Sin embargo, Maduro tiene otros recuerdos sobre las inquietudes del Presidente, que era muy crítico con su gestión pero no solía hacerlo en campaña. “Él quería que hiciéramos todo perfecto. Él me decía: ‘¿Por qué no podemos, si tenemos los recursos?’ Nos lo exigía mucho: eficiencia, eficiencia”, dijo a José Vicente Rangel en una de sus primeras entrevistas como presidente encargado, después de la muerte de Chávez. En la biografía de su recién abierta cuenta de Twitter (@NicolasMaduro) se señala que está “comprometido en construir la patria con eficiencia revolucionaria”.
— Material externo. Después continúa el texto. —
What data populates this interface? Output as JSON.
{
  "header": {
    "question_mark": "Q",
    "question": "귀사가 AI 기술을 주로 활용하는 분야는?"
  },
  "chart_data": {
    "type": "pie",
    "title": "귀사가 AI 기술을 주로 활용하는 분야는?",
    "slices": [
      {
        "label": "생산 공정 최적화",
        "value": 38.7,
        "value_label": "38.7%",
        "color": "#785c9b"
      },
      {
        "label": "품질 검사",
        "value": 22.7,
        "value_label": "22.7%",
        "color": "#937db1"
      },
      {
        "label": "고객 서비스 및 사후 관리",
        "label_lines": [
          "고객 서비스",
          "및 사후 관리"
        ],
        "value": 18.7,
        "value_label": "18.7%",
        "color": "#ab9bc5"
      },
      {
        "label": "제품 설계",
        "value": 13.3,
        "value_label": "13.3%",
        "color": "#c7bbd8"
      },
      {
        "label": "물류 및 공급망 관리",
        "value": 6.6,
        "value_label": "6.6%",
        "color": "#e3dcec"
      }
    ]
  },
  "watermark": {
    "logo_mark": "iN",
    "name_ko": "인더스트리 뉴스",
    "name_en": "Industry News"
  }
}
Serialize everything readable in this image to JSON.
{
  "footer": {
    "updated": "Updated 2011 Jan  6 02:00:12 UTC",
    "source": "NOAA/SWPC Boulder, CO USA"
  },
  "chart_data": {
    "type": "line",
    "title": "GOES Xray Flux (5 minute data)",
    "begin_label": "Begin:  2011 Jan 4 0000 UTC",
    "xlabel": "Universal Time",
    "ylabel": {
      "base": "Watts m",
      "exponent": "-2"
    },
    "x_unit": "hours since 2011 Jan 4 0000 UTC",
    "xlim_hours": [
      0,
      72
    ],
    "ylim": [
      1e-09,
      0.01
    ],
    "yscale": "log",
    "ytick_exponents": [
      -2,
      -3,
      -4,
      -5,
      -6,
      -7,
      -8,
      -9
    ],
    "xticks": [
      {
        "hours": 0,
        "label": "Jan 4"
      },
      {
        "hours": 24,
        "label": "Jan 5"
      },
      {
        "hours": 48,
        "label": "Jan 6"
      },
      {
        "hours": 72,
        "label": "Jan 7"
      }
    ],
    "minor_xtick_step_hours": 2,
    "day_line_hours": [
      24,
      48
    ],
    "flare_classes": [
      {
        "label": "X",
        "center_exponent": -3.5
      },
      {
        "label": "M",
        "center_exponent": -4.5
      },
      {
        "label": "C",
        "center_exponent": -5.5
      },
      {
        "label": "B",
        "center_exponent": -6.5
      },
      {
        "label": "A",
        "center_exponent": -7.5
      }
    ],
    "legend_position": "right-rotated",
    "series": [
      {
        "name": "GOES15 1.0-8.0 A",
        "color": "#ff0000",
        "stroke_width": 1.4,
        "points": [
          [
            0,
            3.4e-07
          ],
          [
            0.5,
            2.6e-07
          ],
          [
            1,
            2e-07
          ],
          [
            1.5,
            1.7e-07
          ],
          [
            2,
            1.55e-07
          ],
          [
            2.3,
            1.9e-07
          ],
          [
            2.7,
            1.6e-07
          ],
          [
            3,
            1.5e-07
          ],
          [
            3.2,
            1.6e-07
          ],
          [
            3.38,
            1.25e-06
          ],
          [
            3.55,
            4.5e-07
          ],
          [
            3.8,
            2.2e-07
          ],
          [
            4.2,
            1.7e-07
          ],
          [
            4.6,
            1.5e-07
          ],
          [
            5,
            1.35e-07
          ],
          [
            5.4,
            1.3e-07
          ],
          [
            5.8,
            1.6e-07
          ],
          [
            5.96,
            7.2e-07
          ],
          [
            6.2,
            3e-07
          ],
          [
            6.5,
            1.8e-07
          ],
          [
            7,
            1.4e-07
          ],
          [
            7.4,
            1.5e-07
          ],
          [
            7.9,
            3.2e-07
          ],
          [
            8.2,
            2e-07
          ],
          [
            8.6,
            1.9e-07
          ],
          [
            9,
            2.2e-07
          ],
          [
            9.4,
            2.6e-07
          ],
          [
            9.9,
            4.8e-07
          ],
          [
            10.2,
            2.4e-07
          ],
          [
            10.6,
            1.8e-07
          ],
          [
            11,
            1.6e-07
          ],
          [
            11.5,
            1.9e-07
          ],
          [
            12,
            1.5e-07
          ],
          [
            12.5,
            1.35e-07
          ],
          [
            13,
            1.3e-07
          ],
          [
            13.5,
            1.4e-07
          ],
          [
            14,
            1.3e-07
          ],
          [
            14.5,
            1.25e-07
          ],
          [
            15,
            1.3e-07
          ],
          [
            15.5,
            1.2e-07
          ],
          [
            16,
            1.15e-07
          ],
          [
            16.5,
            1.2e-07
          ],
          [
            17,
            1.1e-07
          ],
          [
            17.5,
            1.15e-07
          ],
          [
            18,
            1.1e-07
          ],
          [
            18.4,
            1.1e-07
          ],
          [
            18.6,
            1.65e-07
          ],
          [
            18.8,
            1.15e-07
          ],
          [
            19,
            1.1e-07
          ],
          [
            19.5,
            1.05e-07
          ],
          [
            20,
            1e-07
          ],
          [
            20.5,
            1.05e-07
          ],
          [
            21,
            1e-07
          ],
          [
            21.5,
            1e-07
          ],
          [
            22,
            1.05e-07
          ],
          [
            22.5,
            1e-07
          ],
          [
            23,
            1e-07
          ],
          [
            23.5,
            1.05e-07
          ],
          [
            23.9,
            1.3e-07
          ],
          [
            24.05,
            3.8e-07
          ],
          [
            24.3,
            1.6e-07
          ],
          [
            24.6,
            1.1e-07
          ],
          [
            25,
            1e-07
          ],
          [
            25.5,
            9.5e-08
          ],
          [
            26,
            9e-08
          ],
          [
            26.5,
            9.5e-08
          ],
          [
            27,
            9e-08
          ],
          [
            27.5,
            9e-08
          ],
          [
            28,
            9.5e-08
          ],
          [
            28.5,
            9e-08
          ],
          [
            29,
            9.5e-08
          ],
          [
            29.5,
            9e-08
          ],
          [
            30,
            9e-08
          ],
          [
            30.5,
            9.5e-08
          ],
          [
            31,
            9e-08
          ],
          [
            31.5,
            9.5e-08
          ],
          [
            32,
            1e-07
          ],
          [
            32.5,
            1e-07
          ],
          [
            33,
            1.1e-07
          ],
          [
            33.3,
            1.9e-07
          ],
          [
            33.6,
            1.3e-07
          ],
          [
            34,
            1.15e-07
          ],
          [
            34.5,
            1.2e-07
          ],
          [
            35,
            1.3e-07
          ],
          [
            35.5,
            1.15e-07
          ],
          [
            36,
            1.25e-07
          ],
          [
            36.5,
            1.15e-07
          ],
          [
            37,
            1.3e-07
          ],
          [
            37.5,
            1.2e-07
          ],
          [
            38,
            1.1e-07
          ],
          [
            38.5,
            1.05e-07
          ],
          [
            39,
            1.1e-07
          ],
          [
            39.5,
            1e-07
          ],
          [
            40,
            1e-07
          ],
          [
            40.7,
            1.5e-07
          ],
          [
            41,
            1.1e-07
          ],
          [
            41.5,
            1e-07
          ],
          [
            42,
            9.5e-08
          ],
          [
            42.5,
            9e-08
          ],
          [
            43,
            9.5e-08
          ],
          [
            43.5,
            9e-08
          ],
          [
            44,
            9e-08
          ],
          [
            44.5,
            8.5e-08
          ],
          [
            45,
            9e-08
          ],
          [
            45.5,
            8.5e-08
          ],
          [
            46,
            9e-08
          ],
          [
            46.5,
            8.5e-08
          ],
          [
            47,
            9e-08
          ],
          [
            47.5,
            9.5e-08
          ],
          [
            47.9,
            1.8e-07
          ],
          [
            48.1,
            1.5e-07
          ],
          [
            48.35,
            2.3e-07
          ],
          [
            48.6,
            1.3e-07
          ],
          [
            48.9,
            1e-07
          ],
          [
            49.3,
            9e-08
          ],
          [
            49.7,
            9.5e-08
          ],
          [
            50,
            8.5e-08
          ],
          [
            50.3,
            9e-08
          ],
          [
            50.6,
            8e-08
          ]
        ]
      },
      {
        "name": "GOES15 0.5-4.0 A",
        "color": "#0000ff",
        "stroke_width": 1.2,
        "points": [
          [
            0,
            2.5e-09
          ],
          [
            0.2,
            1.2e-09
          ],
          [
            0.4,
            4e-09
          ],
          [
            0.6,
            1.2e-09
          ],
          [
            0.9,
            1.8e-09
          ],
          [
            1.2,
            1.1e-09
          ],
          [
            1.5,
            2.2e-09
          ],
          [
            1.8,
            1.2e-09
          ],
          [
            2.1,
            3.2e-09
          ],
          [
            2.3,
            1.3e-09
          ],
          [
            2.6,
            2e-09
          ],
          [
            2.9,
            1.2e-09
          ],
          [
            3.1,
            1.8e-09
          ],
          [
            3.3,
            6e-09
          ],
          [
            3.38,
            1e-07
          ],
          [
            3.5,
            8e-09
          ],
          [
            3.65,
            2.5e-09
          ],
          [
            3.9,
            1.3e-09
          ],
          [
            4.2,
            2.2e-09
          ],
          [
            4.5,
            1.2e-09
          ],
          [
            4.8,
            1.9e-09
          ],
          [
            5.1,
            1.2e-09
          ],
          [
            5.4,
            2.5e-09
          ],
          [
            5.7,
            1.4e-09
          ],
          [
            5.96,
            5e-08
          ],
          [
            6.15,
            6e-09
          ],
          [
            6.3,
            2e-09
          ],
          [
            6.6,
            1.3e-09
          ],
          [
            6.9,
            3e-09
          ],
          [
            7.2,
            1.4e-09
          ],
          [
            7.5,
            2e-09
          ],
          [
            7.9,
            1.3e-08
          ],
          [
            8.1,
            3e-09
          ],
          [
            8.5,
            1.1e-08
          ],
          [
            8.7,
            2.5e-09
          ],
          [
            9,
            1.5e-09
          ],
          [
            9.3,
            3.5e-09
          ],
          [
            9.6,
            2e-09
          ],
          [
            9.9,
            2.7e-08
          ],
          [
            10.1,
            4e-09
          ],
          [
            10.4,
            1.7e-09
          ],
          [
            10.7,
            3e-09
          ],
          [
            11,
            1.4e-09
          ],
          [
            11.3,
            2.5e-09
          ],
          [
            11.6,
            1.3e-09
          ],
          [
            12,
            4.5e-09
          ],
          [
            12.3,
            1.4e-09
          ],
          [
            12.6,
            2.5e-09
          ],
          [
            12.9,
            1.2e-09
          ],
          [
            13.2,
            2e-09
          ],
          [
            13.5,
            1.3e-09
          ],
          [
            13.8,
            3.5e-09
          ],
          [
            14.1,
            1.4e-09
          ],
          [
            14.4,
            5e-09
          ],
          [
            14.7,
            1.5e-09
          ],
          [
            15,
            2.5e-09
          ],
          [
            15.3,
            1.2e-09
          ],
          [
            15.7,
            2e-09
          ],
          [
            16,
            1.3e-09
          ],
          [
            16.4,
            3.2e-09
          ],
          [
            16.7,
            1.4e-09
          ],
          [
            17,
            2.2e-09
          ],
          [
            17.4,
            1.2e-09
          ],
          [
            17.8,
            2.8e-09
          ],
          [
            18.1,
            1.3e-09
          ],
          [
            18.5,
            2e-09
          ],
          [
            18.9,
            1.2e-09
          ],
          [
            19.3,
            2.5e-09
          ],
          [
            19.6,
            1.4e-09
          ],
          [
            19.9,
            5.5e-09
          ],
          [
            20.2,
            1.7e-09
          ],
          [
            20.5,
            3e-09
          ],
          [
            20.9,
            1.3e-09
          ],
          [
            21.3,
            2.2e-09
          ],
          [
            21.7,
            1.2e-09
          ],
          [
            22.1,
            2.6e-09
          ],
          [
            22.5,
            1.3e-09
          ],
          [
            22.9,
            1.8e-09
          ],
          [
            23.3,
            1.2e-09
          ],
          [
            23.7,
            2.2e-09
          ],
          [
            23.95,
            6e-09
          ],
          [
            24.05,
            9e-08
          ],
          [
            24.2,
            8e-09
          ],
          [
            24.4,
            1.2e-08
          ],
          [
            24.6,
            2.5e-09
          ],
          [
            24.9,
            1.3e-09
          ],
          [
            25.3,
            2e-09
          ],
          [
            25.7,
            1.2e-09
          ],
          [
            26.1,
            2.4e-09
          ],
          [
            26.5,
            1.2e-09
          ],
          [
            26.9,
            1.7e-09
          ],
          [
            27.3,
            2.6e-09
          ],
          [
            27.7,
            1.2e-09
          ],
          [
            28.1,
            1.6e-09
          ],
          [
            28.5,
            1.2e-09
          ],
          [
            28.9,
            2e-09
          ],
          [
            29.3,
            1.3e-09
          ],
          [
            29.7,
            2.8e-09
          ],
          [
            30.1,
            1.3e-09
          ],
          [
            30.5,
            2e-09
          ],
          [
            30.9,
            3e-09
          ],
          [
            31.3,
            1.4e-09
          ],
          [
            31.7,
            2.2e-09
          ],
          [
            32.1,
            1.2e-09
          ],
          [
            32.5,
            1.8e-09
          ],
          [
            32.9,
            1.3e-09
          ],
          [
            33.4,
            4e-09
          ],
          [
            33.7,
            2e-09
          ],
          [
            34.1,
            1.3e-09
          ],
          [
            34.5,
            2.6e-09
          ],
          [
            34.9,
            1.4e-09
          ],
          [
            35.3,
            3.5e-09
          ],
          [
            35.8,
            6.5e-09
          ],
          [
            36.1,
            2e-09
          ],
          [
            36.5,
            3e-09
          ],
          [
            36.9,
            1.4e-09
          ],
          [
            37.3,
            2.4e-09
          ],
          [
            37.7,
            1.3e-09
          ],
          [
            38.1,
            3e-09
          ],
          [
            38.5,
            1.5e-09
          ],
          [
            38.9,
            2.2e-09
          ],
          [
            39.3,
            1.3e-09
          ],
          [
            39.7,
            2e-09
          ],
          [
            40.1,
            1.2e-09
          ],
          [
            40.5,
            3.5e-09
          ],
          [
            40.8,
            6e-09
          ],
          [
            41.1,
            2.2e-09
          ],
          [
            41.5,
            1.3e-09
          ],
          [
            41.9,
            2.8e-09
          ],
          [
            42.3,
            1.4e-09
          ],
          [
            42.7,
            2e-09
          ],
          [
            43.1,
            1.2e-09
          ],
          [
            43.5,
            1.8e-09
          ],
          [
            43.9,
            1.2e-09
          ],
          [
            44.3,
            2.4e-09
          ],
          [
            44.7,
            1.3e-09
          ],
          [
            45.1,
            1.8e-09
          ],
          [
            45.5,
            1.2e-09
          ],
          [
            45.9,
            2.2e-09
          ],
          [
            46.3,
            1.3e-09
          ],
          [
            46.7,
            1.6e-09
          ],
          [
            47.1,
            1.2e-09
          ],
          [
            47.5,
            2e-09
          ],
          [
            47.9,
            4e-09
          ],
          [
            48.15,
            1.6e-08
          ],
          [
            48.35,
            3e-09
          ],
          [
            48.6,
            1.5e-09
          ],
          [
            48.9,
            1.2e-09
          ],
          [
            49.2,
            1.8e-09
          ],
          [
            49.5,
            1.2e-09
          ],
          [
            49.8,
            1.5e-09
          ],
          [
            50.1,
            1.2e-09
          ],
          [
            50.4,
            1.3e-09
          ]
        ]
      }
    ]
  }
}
Maduro ya habla de los “inspectores socialistas” para garantizar el funcionamiento de las obras de gobierno, en referencia a los funcionarios adscritos al Ministerio del Despacho de la Presidencia y Seguimiento de Gestión de Gobierno, liderado por la almirante Carmen Meléndez. Según las últimas órdenes presidenciales, la labor de la militar activa debe ser apoyada por el resto del Ejecutivo.

Para el consultor político Edgard Gutiérrez no es recomendable incorporar el tema de la ineficiencia en la carrera electoral de Maduro. “Él actúa para que el legado de Chávez perdure. Debe hablar de logros concretos, todo debe brillar en la campaña electoral. Ese tema de la ineficacia debe dejarlo para después”.

El politólogo John Magdaleno, director de la consultora Polity, cree que el PSUV se ha apoderado del tema para adelantarse a una arremetida de los competidores. “El Gobierno siente la necesidad de ser eficiente, Chávez era crítico de su propia gestión y eso era una estrategia de comunicación. Maduro recogió esas referencias y debilidades del Gobierno para evitar que la oposición las explote en la campaña electoral”.

Pedro Benítez, coordinador de la Comisión de Políticas Públicas de la Mesa de la Unidad Democrática, considera que esa táctica es el reconocimiento de la  crisis del funcionamiento de la administración pública, que es una pesada herencia que dejó Chávez a Maduro. “Esta crisis sucede por el intento de construir una economía socialista, que sólo trae ineficiencia, inflación, desabastecimiento y pocas libertades. Los hechos son tercos. Chávez habló de socialismo y a Maduro le toca ofrecer eficiencia y seguridad a la gente”, agrega.